Nonostante tutto, l’azienda guidata da Gianfranco Battisti si conferma il primo gruppo industriale per investimenti tecnici in Italia. Lo scorso anno sono stati circa 9 miliardi (in crescita del 5% sul 2019), con il 98% impiegato proprio in Italia, mentre oltre 7 miliardi sono stati indirizzati verso infrastrutture ferroviarie e autostradali, sostenendo le filiere produttive del Paese attraverso anticipazioni finanziarie per circa un miliardo di euro (382 milioni nel 2019).

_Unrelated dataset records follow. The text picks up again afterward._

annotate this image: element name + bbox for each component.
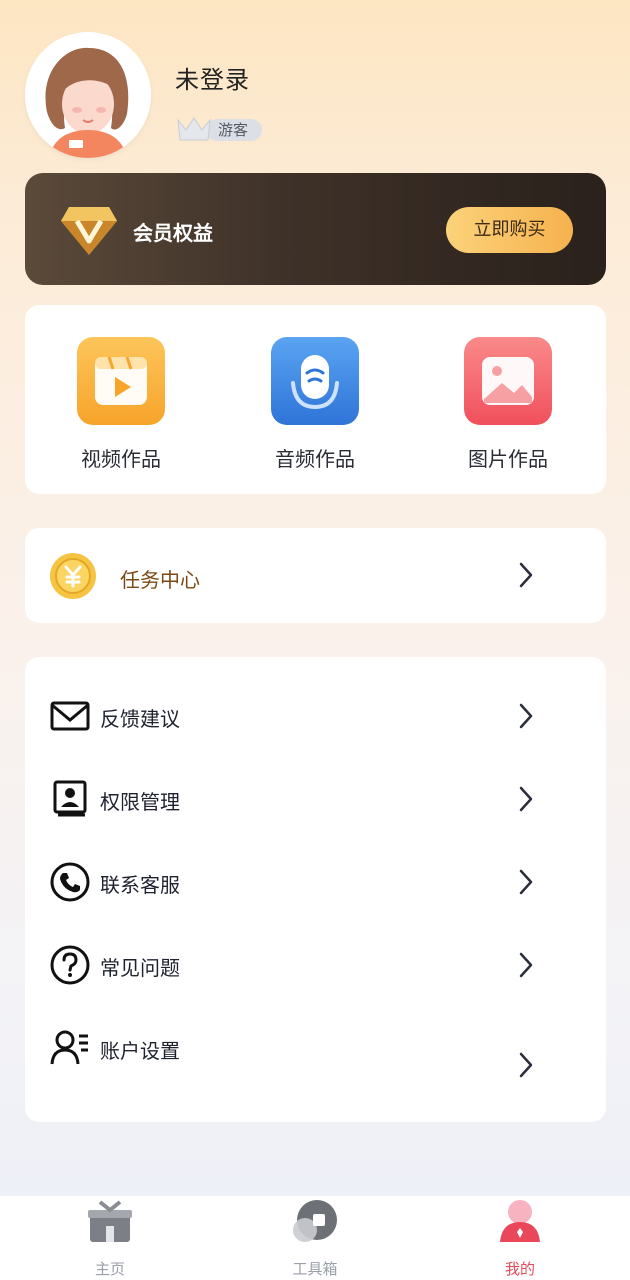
vip-card[interactable]: 会员权益 立即购买 xyxy=(25,173,606,285)
tab-home[interactable]: 主页 xyxy=(50,1196,170,1280)
profile-icon xyxy=(500,1200,540,1242)
works-card: 视频作品 音频作品 图片作品 xyxy=(25,305,606,494)
contact-book-icon xyxy=(53,780,87,817)
mail-icon xyxy=(50,701,90,731)
menu-item-account-settings[interactable]: 账户设置 xyxy=(25,1018,606,1098)
menu-label-feedback: 反馈建议 xyxy=(100,707,180,731)
audio-works-label: 音频作品 xyxy=(275,447,355,471)
audio-works-item[interactable]: 音频作品 xyxy=(255,337,375,472)
image-icon xyxy=(464,337,552,425)
chevron-right-icon xyxy=(519,703,533,729)
phone-icon xyxy=(50,862,90,902)
tab-home-label: 主页 xyxy=(94,1260,125,1278)
username: 未登录 xyxy=(175,66,250,94)
chevron-right-icon xyxy=(519,786,533,812)
profile-header: 未登录 游客 xyxy=(0,0,630,170)
chevron-right-icon xyxy=(519,562,533,588)
settings-menu: 反馈建议 权限管理 联系客服 常见问题 账户设置 xyxy=(25,657,606,1122)
video-works-item[interactable]: 视频作品 xyxy=(61,337,181,472)
chevron-right-icon xyxy=(519,869,533,895)
menu-label-faq: 常见问题 xyxy=(100,956,180,980)
user-settings-icon xyxy=(50,1030,88,1065)
tab-mine-label: 我的 xyxy=(504,1260,535,1278)
task-center-row[interactable]: 任务中心 xyxy=(25,528,606,623)
menu-item-permissions[interactable]: 权限管理 xyxy=(25,769,606,829)
bottom-tab-bar: 主页 工具箱 我的 xyxy=(0,1196,630,1280)
menu-item-feedback[interactable]: 反馈建议 xyxy=(25,686,606,746)
microphone-icon xyxy=(271,337,359,425)
tab-toolbox[interactable]: 工具箱 xyxy=(255,1196,375,1280)
tab-toolbox-label: 工具箱 xyxy=(292,1260,338,1278)
menu-item-customer-service[interactable]: 联系客服 xyxy=(25,852,606,912)
crown-icon xyxy=(177,117,211,141)
video-works-label: 视频作品 xyxy=(81,447,161,471)
video-icon xyxy=(77,337,165,425)
menu-label-account-settings: 账户设置 xyxy=(100,1039,180,1063)
chevron-right-icon xyxy=(519,952,533,978)
diamond-icon xyxy=(61,207,117,255)
home-icon xyxy=(88,1200,132,1242)
chevron-right-icon xyxy=(519,1052,533,1078)
avatar[interactable] xyxy=(25,32,151,158)
menu-item-faq[interactable]: 常见问题 xyxy=(25,935,606,995)
guest-badge: 游客 xyxy=(176,114,262,142)
image-works-item[interactable]: 图片作品 xyxy=(448,337,568,472)
image-works-label: 图片作品 xyxy=(468,447,548,471)
vip-title: 会员权益 xyxy=(133,221,213,245)
task-center-label: 任务中心 xyxy=(120,568,200,592)
menu-label-permissions: 权限管理 xyxy=(100,790,180,814)
avatar-illustration xyxy=(25,32,151,158)
menu-label-customer-service: 联系客服 xyxy=(100,873,180,897)
buy-now-button[interactable]: 立即购买 xyxy=(446,207,573,253)
toolbox-icon xyxy=(293,1200,337,1242)
question-icon xyxy=(50,945,90,985)
coin-icon xyxy=(50,553,96,599)
tab-mine[interactable]: 我的 xyxy=(460,1196,580,1280)
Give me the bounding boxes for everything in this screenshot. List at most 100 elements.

L’apporto complessivo sul Pil è stato quindi pari al 2,4%.
Per quel che riguarda i conti i ricavi operativi sono stati 10,8 miliardi, in calo di 1,6 miliardi (-12,8%) rispetto all’anno precedente anche se a fronte di un calo per 1,7 miliardi circa dovuto ai soli effetti del Covid 19. Gli altri dati mostrano un Ebidta a +1,6 miliardi, tenendo però in conto l’impatto negativo da pandemia superiore al miliardo. In negativo il risultato operativo per 278 milioni, a fronte di un dato positivo per 829 milioni nel 2019.
In ogni caso, spiega Fs in una nota, «l’ottimizzazione dei processi industriali ha permesso una perdita contenuta»: il 2020 ha così chiuso per il gruppo in negativo per 562 milioni. Fs conferma anche «la solidità patrimoniale» che si attesta a 41,4 miliardi di mezzi propri.
Gli effetti legati al Covid «includono l’iscrizione dei contributi previsti a livello nazionale, ed in parte erogati durante l’anno, dai decreti Rilancio e Agosto» per un importo pari a 953 milioni», mitigando così gli effetti negativi sul gruppo, causati del blocco delle attività.
«La crisi pandemica ancora in corso – ha dichiarato l’ad Gianfranco Battisti – ha richiesto una riflessione approfondita sull’evoluzione dei settori di riferimento». Fs ha, inoltre, «istituito una task-force finalizzata al governo delle azioni del gruppo connesse al Pnrr, con l’obiettivo di coordinare lo sviluppo del piano approvato, con riferimento ai progetti di cui l’azienda sarà soggetto responsabile, monitorandone l’avanzamento e la realizzazione».